Multi‑Entity Support from Day One
Founders often wear several hats - a consultancy, a side app, a hobby project. I built a React context that stores the current business ID. Every dashboard query reads that ID, so the same UI works for any entity without a full page reload.
Interactive Calculators as Growth Engines
Instead of a static blog, I created 17 calculators (burn‑rate, runway, SaaS pricing, unit economics, etc.). Each lives on its own route, targets a keyword and ends with a sign‑up call‑to‑action. The intent of someone typing burn rate calculator is higher than a generic article, so conversion jumped.
Data Model First
Getting the multi‑entity schema right early saved a massive refactor later. The model ties every financial record to a business_id, and the context injects that ID into all Prisma queries.

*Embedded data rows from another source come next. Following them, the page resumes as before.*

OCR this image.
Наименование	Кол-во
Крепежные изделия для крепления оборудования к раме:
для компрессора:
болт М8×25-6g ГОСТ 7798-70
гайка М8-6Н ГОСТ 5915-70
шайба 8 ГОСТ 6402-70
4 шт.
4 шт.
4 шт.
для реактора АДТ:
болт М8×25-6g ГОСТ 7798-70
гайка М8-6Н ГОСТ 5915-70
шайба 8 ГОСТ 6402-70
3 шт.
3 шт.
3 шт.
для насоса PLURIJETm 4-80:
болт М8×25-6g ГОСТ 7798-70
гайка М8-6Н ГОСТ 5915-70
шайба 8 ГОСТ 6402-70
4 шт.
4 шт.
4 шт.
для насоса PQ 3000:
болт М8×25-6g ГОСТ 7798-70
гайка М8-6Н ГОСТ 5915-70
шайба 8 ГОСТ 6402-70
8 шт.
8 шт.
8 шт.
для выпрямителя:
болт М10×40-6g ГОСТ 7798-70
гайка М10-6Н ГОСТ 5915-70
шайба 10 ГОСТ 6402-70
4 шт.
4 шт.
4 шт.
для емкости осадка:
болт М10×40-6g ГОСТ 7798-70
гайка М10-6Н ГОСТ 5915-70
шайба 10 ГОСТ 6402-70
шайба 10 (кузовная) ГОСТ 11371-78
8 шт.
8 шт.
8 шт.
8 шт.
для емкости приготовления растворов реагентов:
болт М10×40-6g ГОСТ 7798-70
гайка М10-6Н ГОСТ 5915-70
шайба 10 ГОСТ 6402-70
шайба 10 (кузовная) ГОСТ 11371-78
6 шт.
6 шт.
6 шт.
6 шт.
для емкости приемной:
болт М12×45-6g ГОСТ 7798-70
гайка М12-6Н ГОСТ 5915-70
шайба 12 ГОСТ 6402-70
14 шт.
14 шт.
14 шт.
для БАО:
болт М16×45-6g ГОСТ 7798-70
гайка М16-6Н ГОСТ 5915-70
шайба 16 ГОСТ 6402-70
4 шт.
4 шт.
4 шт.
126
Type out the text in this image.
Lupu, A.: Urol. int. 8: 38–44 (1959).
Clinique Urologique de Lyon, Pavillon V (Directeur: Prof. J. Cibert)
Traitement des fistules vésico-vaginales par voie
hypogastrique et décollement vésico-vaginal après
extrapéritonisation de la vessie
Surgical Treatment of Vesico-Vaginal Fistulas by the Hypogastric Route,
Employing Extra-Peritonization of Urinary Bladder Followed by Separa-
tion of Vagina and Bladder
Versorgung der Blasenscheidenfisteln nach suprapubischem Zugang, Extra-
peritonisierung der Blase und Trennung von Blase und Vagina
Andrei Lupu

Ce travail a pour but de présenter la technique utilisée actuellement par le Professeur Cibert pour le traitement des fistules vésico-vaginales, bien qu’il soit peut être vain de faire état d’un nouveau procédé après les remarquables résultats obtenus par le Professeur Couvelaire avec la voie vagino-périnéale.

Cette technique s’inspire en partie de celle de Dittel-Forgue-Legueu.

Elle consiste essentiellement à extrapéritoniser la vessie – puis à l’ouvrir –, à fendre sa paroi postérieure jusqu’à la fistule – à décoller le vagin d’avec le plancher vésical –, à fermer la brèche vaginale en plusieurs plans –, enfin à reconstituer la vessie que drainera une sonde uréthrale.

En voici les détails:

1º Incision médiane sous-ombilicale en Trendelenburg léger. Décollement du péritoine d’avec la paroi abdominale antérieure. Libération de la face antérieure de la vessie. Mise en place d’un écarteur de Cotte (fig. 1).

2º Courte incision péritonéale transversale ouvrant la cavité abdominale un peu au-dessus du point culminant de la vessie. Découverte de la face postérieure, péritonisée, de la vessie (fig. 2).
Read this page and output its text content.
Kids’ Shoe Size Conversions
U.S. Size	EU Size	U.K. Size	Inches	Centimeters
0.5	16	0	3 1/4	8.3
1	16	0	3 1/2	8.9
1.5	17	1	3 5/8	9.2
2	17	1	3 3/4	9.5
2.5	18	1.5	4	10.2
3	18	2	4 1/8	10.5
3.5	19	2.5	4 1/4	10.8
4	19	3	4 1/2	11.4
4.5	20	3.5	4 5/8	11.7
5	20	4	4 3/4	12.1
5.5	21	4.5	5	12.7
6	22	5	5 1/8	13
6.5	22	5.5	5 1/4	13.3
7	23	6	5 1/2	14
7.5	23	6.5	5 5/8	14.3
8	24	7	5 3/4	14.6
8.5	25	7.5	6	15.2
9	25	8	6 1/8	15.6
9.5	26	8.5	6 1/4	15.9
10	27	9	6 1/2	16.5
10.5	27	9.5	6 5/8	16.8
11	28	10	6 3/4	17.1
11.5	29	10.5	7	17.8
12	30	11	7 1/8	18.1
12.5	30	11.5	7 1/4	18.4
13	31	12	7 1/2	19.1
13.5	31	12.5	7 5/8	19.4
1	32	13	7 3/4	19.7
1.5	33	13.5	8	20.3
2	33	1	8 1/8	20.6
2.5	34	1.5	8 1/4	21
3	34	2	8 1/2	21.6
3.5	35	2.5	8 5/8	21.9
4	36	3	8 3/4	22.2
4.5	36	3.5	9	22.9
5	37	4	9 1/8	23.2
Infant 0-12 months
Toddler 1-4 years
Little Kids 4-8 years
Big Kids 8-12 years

Server Components Speed Things Up
Dashboard widgets that pull recent transactions or cash‑flow charts now run as server components. The server does the heavy lifting, sends ready‑to‑render HTML, and the client only hydrates the interactive bits.
Takeaway for Early‑Stage Founders
If you need to keep an eye on budgets, burn rate and cash flow without hiring an accountant, give this stack a spin. The combination of Next.js 15, React 19 and a clean multi‑entity approach lets you move from idea to usable product in weeks.